Due to cultural, traditional and sometimes religious reasons, some categories of land rights holders are excluded from decision making on land. They are not involved even when the land they occupy is the subject for commercial investments. Women, the youth, migrants, and the aged and many other categories have increased vulnerability and risk dispossession without due recognition for their land rights and their consent to the investment decision. As a result of this, there is the need to manage the land acquisition process for investments in a way that recognizes and involves all the potentially excluded group in each particular context. In the same way, this calls for a dis-aggregated attention to the differential impacts of land based investments as not all the local land rights holders are impacted in the same way and therefore mitigation measure should also be tailored to the different categories.


Under our project “Achieving Gender Equality and Social Inclusion in Land Based Investments in Ghana” we aim at putting gender equality and social inclusion at the center of national interventions in managing and/or mitigating the impacts of land based investments to achieve responsible investments.

In recent years, private investors and government have shown a growing interest in the acquisition of large portions of arable land in Ghana to undertake various investment activities. However, based on our historical and cultural context, traditional authorities who manage the lands are familiar with acquisitions that are done on a small scale. Similarly, the legislative framework and institutional arrangements for land governance in Ghana are all structured to support land acquisitions on a small scale and not for commercial investments. This notwithstanding, incidents of large scale land acquisition for commercial investments in Ghana are on the increase.
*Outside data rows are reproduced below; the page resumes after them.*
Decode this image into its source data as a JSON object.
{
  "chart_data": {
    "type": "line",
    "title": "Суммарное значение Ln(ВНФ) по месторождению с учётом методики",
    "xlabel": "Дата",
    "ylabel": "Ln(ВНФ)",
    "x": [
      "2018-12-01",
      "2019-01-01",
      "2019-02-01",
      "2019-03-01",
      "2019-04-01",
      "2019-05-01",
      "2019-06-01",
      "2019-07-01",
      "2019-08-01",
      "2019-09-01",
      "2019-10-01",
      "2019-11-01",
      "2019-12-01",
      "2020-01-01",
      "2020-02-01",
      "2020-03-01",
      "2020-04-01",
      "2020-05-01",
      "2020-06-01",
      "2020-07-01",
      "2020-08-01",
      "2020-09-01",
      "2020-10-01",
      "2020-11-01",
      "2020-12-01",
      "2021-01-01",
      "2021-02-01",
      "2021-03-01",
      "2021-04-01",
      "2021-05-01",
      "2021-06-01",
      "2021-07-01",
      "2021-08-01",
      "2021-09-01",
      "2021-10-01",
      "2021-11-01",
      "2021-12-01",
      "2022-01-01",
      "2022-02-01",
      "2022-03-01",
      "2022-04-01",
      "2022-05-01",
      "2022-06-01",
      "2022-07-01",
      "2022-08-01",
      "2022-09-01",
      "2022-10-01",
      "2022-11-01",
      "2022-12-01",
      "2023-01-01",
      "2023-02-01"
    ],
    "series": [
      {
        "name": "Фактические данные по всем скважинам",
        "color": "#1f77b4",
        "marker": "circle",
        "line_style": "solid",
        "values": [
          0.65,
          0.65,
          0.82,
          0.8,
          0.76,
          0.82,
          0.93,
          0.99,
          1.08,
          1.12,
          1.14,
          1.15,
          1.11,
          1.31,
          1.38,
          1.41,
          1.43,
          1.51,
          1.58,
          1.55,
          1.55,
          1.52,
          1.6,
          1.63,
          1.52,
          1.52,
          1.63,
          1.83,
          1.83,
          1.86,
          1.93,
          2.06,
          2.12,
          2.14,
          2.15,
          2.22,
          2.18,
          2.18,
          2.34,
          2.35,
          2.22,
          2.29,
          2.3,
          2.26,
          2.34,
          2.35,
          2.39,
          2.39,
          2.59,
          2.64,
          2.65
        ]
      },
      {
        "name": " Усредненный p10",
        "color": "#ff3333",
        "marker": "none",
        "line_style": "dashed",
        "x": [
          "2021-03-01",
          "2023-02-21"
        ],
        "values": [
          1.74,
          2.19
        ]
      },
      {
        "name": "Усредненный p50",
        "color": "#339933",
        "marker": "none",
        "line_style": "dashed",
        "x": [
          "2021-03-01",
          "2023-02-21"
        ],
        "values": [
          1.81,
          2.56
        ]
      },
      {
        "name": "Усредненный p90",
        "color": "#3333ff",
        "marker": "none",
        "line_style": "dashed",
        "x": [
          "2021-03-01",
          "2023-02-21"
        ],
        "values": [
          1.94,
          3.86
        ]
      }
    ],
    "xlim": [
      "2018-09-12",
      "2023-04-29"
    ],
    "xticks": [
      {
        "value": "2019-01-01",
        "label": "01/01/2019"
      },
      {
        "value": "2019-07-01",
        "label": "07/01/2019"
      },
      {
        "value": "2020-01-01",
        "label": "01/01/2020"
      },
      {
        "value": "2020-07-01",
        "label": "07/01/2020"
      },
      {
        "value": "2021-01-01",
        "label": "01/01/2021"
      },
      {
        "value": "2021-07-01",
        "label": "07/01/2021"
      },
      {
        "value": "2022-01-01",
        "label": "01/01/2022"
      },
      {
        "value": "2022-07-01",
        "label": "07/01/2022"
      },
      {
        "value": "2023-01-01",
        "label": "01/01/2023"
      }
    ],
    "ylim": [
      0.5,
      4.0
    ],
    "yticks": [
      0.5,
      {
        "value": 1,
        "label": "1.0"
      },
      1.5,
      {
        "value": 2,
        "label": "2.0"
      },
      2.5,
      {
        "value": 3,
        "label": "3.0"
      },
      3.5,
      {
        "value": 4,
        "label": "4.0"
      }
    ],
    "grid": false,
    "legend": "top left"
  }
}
To introduce the needed checks and balances in large scale land acquisitions, the Lands Commission of Ghana prepared the Guidelines on Large Scale Land Acquisition. The guidelines however focuses mainly on checks and balances that the Lands Commission must perform on any application for land registration of size more than 50 acres. While it was a good initiative, it failed to address the core issues at the preregistration stage where the investor engages directly with traditional authorities to agree on the land deal, at which point the issues affecting local land rights holders will need to be addressed. 

In addition, the use of the Lands Commission Guidelines is limited mainly to the Lands Commission. Yet, to achieve socially responsible investment, there are roles to be played by other related institutions, including the private sector actors themselves.

Noting these gaps in the Lands Commission Guidelines, Landesa, in partnership with COLANDEF and with funding from DFID UK, has been working on developing comprehensive guidelines tailored to the Ghanaian context that would address the gaps found in the earlier work in achieving responsible investments. The Landesa/COLANDEF project is set to deliver guidebooks for the private sector, public sector and community actors to provide practical guides for all to work together in bringing about responsible land based investments.

While this will be a significant improvement on what has been done by the Lands Commission and other similar initiatives, there is also the need to pay some attention to Gender Equality and Social Inclusion (GESI) towards making land based investments responsible. This is important because in the Ghanaian cultural setting, women, migrants, and other vulnerable groups are considered as “outliers” and as a result, do not have an equal standing when it comes to decision making on the land.

With funding support from STAR GHANA, COLANDEF is on the implementation of the “Achieving Gender Equality and Social Inclusion in Land Based Investments in Ghana” project. This project will seek to unpack the impacts of land based investments on vulnerable groups, document the evidence of the differential impacts and raise awareness on these differential impacts. In the end, the project is expected to help all actors to review their strategies for land based investments to give attention to Gender Equality and Social Inclusion.